Email vs réseaux sociaux : le comparatif
| Critère | Réseaux sociaux | |
|---|---|---|
| Propriété | Vous êtes propriétaire | La plateforme contrôle |
| Portée | 100% de votre liste | 5-15% de vos abonnés |
| ROI moyen | 36€ pour 1€ investi | Variable, souvent < 10€ |
| Durée de vie | Reste dans la boîte | Disparaît en 24-48h |
| Personnalisation | Très élevée | Limitée |
Les deux canaux sont complémentaires. Les réseaux sociaux sont excellents pour attirer de nouveaux contacts. L’email est idéal pour les convertir et les fidéliser.
FAQ
Combien d’abonnés faut-il pour que ça vaille le coup ?
Même avec 50 abonnés, ça vaut le coup de commencer. 50 personnes qui vous connaissent et vous font confiance, c’est précieux. Si seulement 2 d’entre elles font appel à vous suite à une newsletter, c’est déjà rentable. La liste grossira avec le temps.
Et si personne n’ouvre mes emails ?
Un taux d’ouverture de 20 à 25% est considéré comme normal. Sur 100 envois, 20 à 25 personnes lisent votre email. Ça peut sembler peu, mais c’est déjà bien mieux que la portée organique sur Instagram. Si votre taux est en dessous, travaillez vos objets.
Faut-il un design élaboré ?
Non, au contraire. Les emails les plus efficaces sont souvent les plus simples : du texte, une image ou deux, un bouton. Pas besoin de template sophistiqué avec des colonnes et des animations. Un email qui ressemble à un message personnel performe souvent mieux qu’une newsletter ultra-designée.
Puis-je envoyer des emails à mes anciens clients sans leur accord ?
Si ce sont des clients avec qui vous avez une relation commerciale existante et que vous leur envoyez des emails en rapport avec cette relation, oui c’est possible (c’est ce qu’on appelle “l’intérêt légitime”).
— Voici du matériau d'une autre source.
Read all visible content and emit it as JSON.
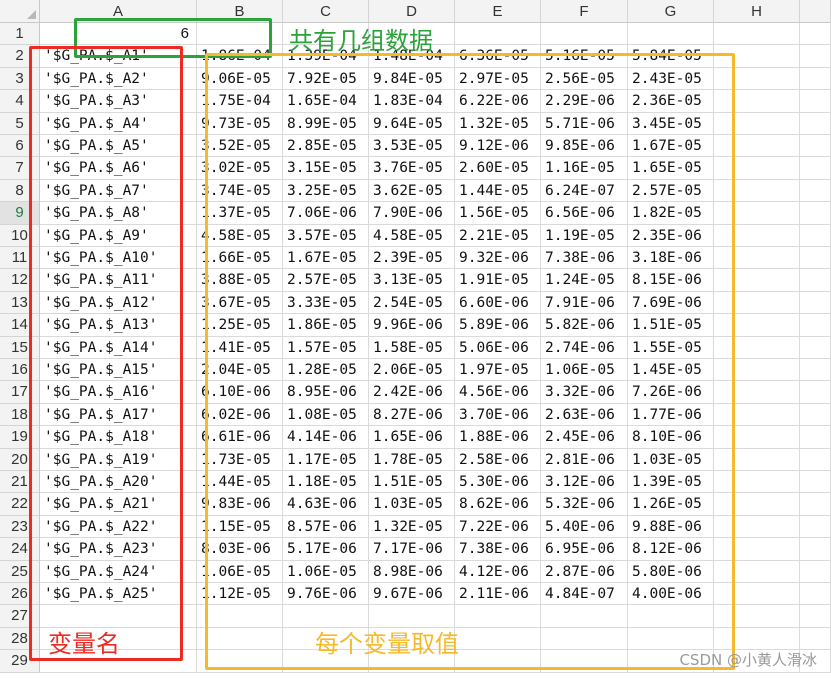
{
  "columns": [
    "A",
    "B",
    "C",
    "D",
    "E",
    "F",
    "G",
    "H"
  ],
  "rows": [
    "1",
    "2",
    "3",
    "4",
    "5",
    "6",
    "7",
    "8",
    "9",
    "10",
    "11",
    "12",
    "13",
    "14",
    "15",
    "16",
    "17",
    "18",
    "19",
    "20",
    "21",
    "22",
    "23",
    "24",
    "25",
    "26",
    "27",
    "28",
    "29"
  ],
  "selected_row": "9",
  "count_cell": "6",
  "data_rows": [
    {
      "name": "'$G_PA.$_A1'",
      "vals": [
        "1.86E-04",
        "1.39E-04",
        "1.48E-04",
        "6.36E-05",
        "5.16E-05",
        "5.84E-05"
      ]
    },
    {
      "name": "'$G_PA.$_A2'",
      "vals": [
        "9.06E-05",
        "7.92E-05",
        "9.84E-05",
        "2.97E-05",
        "2.56E-05",
        "2.43E-05"
      ]
    },
    {
      "name": "'$G_PA.$_A3'",
      "vals": [
        "1.75E-04",
        "1.65E-04",
        "1.83E-04",
        "6.22E-06",
        "2.29E-06",
        "2.36E-05"
      ]
    },
    {
      "name": "'$G_PA.$_A4'",
      "vals": [
        "9.73E-05",
        "8.99E-05",
        "9.64E-05",
        "1.32E-05",
        "5.71E-06",
        "3.45E-05"
      ]
    },
    {
      "name": "'$G_PA.$_A5'",
      "vals": [
        "3.52E-05",
        "2.85E-05",
        "3.53E-05",
        "9.12E-06",
        "9.85E-06",
        "1.67E-05"
      ]
    },
    {
      "name": "'$G_PA.$_A6'",
      "vals": [
        "3.02E-05",
        "3.15E-05",
        "3.76E-05",
        "2.60E-05",
        "1.16E-05",
        "1.65E-05"
      ]
    },
    {
      "name": "'$G_PA.$_A7'",
      "vals": [
        "3.74E-05",
        "3.25E-05",
        "3.62E-05",
        "1.44E-05",
        "6.24E-07",
        "2.57E-05"
      ]
    },
    {
      "name": "'$G_PA.$_A8'",
      "vals": [
        "1.37E-05",
        "7.06E-06",
        "7.90E-06",
        "1.56E-05",
        "6.56E-06",
        "1.82E-05"
      ]
    },
    {
      "name": "'$G_PA.$_A9'",
      "vals": [
        "4.58E-05",
        "3.57E-05",
        "4.58E-05",
        "2.21E-05",
        "1.19E-05",
        "2.35E-06"
      ]
    },
    {
      "name": "'$G_PA.$_A10'",
      "vals": [
        "1.66E-05",
        "1.67E-05",
        "2.39E-05",
        "9.32E-06",
        "7.38E-06",
        "3.18E-06"
      ]
    },
    {
      "name": "'$G_PA.$_A11'",
      "vals": [
        "3.88E-05",
        "2.57E-05",
        "3.13E-05",
        "1.91E-05",
        "1.24E-05",
        "8.15E-06"
      ]
    },
    {
      "name": "'$G_PA.$_A12'",
      "vals": [
        "3.67E-05",
        "3.33E-05",
        "2.54E-05",
        "6.60E-06",
        "7.91E-06",
        "7.69E-06"
      ]
    },
    {
      "name": "'$G_PA.$_A13'",
      "vals": [
        "1.25E-05",
        "1.86E-05",
        "9.96E-06",
        "5.89E-06",
        "5.82E-06",
        "1.51E-05"
      ]
    },
    {
      "name": "'$G_PA.$_A14'",
      "vals": [
        "1.41E-05",
        "1.57E-05",
        "1.58E-05",
        "5.06E-06",
        "2.74E-06",
        "1.55E-05"
      ]
    },
    {
      "name": "'$G_PA.$_A15'",
      "vals": [
        "2.04E-05",
        "1.28E-05",
        "2.06E-05",
        "1.97E-05",
        "1.06E-05",
        "1.45E-05"
      ]
    },
    {
      "name": "'$G_PA.$_A16'",
      "vals": [
        "6.10E-06",
        "8.95E-06",
        "2.42E-06",
        "4.56E-06",
        "3.32E-06",
        "7.26E-06"
      ]
    },
    {
      "name": "'$G_PA.$_A17'",
      "vals": [
        "6.02E-06",
        "1.08E-05",
        "8.27E-06",
        "3.70E-06",
        "2.63E-06",
        "1.77E-06"
      ]
    },
    {
      "name": "'$G_PA.$_A18'",
      "vals": [
        "6.61E-06",
        "4.14E-06",
        "1.65E-06",
        "1.88E-06",
        "2.45E-06",
        "8.10E-06"
      ]
    },
    {
      "name": "'$G_PA.$_A19'",
      "vals": [
        "1.73E-05",
        "1.17E-05",
        "1.78E-05",
        "2.58E-06",
        "2.81E-06",
        "1.03E-05"
      ]
    },
    {
      "name": "'$G_PA.$_A20'",
      "vals": [
        "1.44E-05",
        "1.18E-05",
        "1.51E-05",
        "5.30E-06",
        "3.12E-06",
        "1.39E-05"
      ]
    },
    {
      "name": "'$G_PA.$_A21'",
      "vals": [
        "9.83E-06",
        "4.63E-06",
        "1.03E-05",
        "8.62E-06",
        "5.32E-06",
        "1.26E-05"
      ]
    },
    {
      "name": "'$G_PA.$_A22'",
      "vals": [
        "1.15E-05",
        "8.57E-06",
        "1.32E-05",
        "7.22E-06",
        "5.40E-06",
        "9.88E-06"
      ]
    },
    {
      "name": "'$G_PA.$_A23'",
      "vals": [
        "8.03E-06",
        "5.17E-06",
        "7.17E-06",
        "7.38E-06",
        "6.95E-06",
        "8.12E-06"
      ]
    },
    {
      "name": "'$G_PA.$_A24'",
      "vals": [
        "1.06E-05",
        "1.06E-05",
        "8.98E-06",
        "4.12E-06",
        "2.87E-06",
        "5.80E-06"
      ]
    },
    {
      "name": "'$G_PA.$_A25'",
      "vals": [
        "1.12E-05",
        "9.76E-06",
        "9.67E-06",
        "2.11E-06",
        "4.84E-07",
        "4.00E-06"
      ]
    }
  ],
  "annotations": {
    "count_label": "共有几组数据",
    "name_label": "变量名",
    "values_label": "每个变量取值"
  },
  "colors": {
    "green": "#2aa33a",
    "red": "#ee2a24",
    "orange": "#f6b92b",
    "header_bg": "#f3f3f3",
    "selected_row_text": "#1f7a3d"
  },
  "watermark": "CSDN @小黄人滑冰"
}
Mais le plus propre reste de leur demander explicitement leur consentement.
Comment éviter d’atterrir dans les spams ?
Utilisez un outil professionnel (Brevo, Mailchimp…), évitez les mots spam dans vos objets, n’abusez pas des majuscules et des points d’exclamation, incluez toujours un lien de désinscription, et envoyez régulièrement (un compte qui envoie une fois par an puis 10 fois d’un coup est suspect).
D’ailleurs, demander à vos clients satisfaits de laisser un avis en ligne est un excellent complément à votre newsletter. On vous explique comment faire dans notre guide pour obtenir 50 avis Google en 3 mois.
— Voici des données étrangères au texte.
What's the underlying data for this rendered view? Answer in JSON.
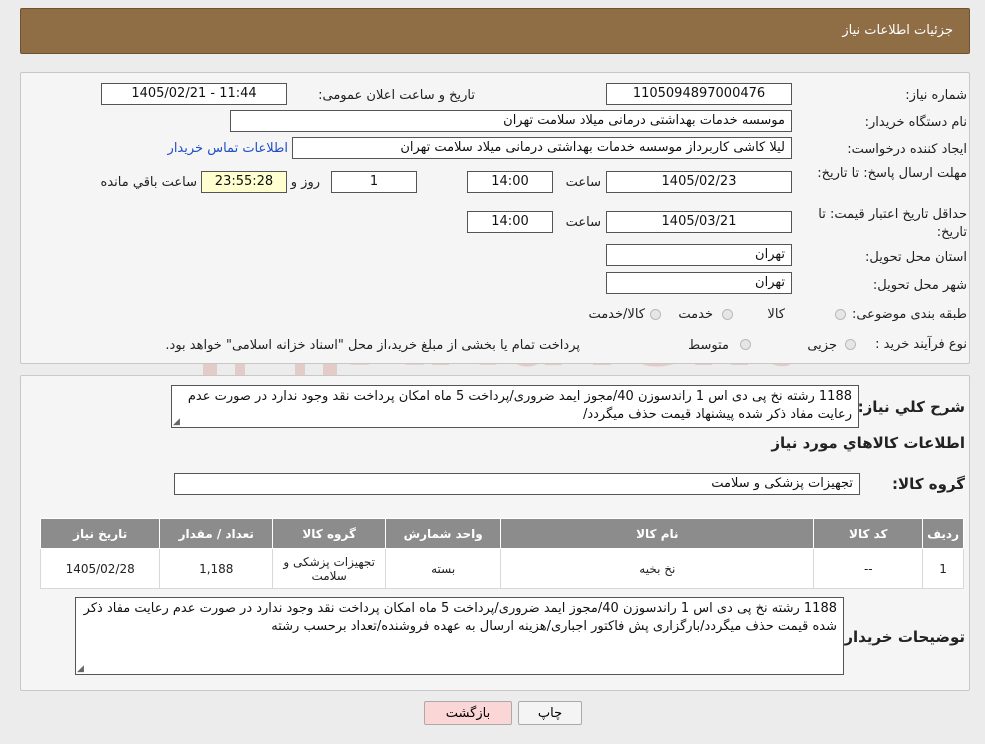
{
  "header": {
    "title": "جزئیات اطلاعات نیاز"
  },
  "form": {
    "need_number_label": "شماره نیاز:",
    "need_number": "1105094897000476",
    "announce_label": "تاریخ و ساعت اعلان عمومی:",
    "announce_value": "1405/02/21 - 11:44",
    "buyer_org_label": "نام دستگاه خریدار:",
    "buyer_org": "موسسه خدمات بهداشتی درمانی میلاد سلامت تهران",
    "requester_label": "ایجاد کننده درخواست:",
    "requester": "لیلا کاشی کاربرداز موسسه خدمات بهداشتی درمانی میلاد سلامت تهران",
    "contact_link": "اطلاعات تماس خریدار",
    "reply_deadline_label": "مهلت ارسال پاسخ: تا تاریخ:",
    "reply_date": "1405/02/23",
    "time_label": "ساعت",
    "reply_time": "14:00",
    "days_value": "1",
    "days_label": "روز و",
    "remaining_time": "23:55:28",
    "remaining_label": "ساعت باقي مانده",
    "price_validity_label": "حداقل تاریخ اعتبار قیمت: تا تاریخ:",
    "price_date": "1405/03/21",
    "price_time": "14:00",
    "province_label": "استان محل تحویل:",
    "province": "تهران",
    "city_label": "شهر محل تحویل:",
    "city": "تهران",
    "category_label": "طبقه بندی موضوعی:",
    "category_options": [
      "کالا",
      "خدمت",
      "کالا/خدمت"
    ],
    "process_label": "نوع فرآیند خرید :",
    "process_options": [
      "جزیی",
      "متوسط"
    ],
    "process_note": "پرداخت تمام یا بخشی از مبلغ خرید،از محل \"اسناد خزانه اسلامی\" خواهد بود."
  },
  "details": {
    "summary_label": "شرح کلي نياز:",
    "summary_text": "1188 رشته نخ پی دی اس 1 راندسوزن 40/مجوز ایمد ضروری/پرداخت 5 ماه امکان پرداخت نقد وجود ندارد در صورت عدم رعایت مفاد ذکر شده پیشنهاد قیمت حذف میگردد/",
    "goods_info_title": "اطلاعات کالاهاي مورد نياز",
    "goods_group_label": "گروه کالا:",
    "goods_group": "تجهیزات پزشکی و سلامت",
    "table": {
      "headers": [
        "ردیف",
        "کد کالا",
        "نام کالا",
        "واحد شمارش",
        "گروه کالا",
        "تعداد / مقدار",
        "تاریخ نیاز"
      ],
      "rows": [
        [
          "1",
          "--",
          "نخ بخیه",
          "بسته",
          "تجهیزات پزشکی و سلامت",
          "1,188",
          "1405/02/28"
        ]
      ]
    },
    "buyer_notes_label": "توضیحات خریدار:",
    "buyer_notes": "1188 رشته نخ پی دی اس 1 راندسوزن 40/مجوز ایمد ضروری/پرداخت 5 ماه امکان پرداخت نقد وجود ندارد در صورت عدم رعایت مفاد ذکر شده قیمت حذف میگردد/بارگزاری پش فاکتور اجباری/هزینه ارسال به عهده فروشنده/تعداد برحسب رشته"
  },
  "buttons": {
    "print": "چاپ",
    "back": "بازگشت"
  },
  "colors": {
    "header": "#8f6d45",
    "table_header": "#8c8c8c",
    "back_button": "#fbd6d6",
    "print_button": "#f4f4f4"
  },
  "watermark": "AriaTender.neT"
}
Conclusion : 30 minutes par mois pour rester dans les esprits
Une newsletter mensuelle, c’est 30 minutes de travail. Trente minutes pour écrire un petit texte, choisir une image, et cliquer sur “Envoyer”.
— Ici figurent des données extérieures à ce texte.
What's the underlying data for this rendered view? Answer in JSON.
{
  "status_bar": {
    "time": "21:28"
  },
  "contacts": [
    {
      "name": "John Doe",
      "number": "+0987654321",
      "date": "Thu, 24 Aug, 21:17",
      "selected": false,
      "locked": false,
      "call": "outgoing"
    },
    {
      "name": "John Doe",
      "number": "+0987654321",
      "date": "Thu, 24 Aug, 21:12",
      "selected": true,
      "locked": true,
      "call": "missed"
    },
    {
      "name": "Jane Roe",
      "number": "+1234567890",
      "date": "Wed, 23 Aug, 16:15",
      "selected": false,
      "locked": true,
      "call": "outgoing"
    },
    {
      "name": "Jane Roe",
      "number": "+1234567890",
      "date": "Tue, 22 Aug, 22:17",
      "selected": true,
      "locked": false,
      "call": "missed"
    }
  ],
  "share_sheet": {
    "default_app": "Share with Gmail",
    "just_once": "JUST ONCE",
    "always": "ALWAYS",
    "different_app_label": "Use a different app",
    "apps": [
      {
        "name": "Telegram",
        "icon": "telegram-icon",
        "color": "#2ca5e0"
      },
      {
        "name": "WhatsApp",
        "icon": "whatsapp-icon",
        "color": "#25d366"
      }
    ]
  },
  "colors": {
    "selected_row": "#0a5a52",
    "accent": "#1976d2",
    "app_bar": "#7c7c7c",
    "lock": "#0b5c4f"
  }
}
Trente minutes pour rappeler à vos clients que vous existez, pour partager votre expertise, pour déclencher des demandes de devis ou des appels. Trente minutes pour construire un actif qui vous appartient et que personne ne peut vous retirer.
L’email n’est pas mort. Il est juste mal utilisé par ceux qui spamment ou qui abandonnent après deux envois. Utilisez-le intelligemment, régulièrement, avec du contenu qui apporte de la valeur, et il deviendra l’un de vos meilleurs outils pour développer votre activité.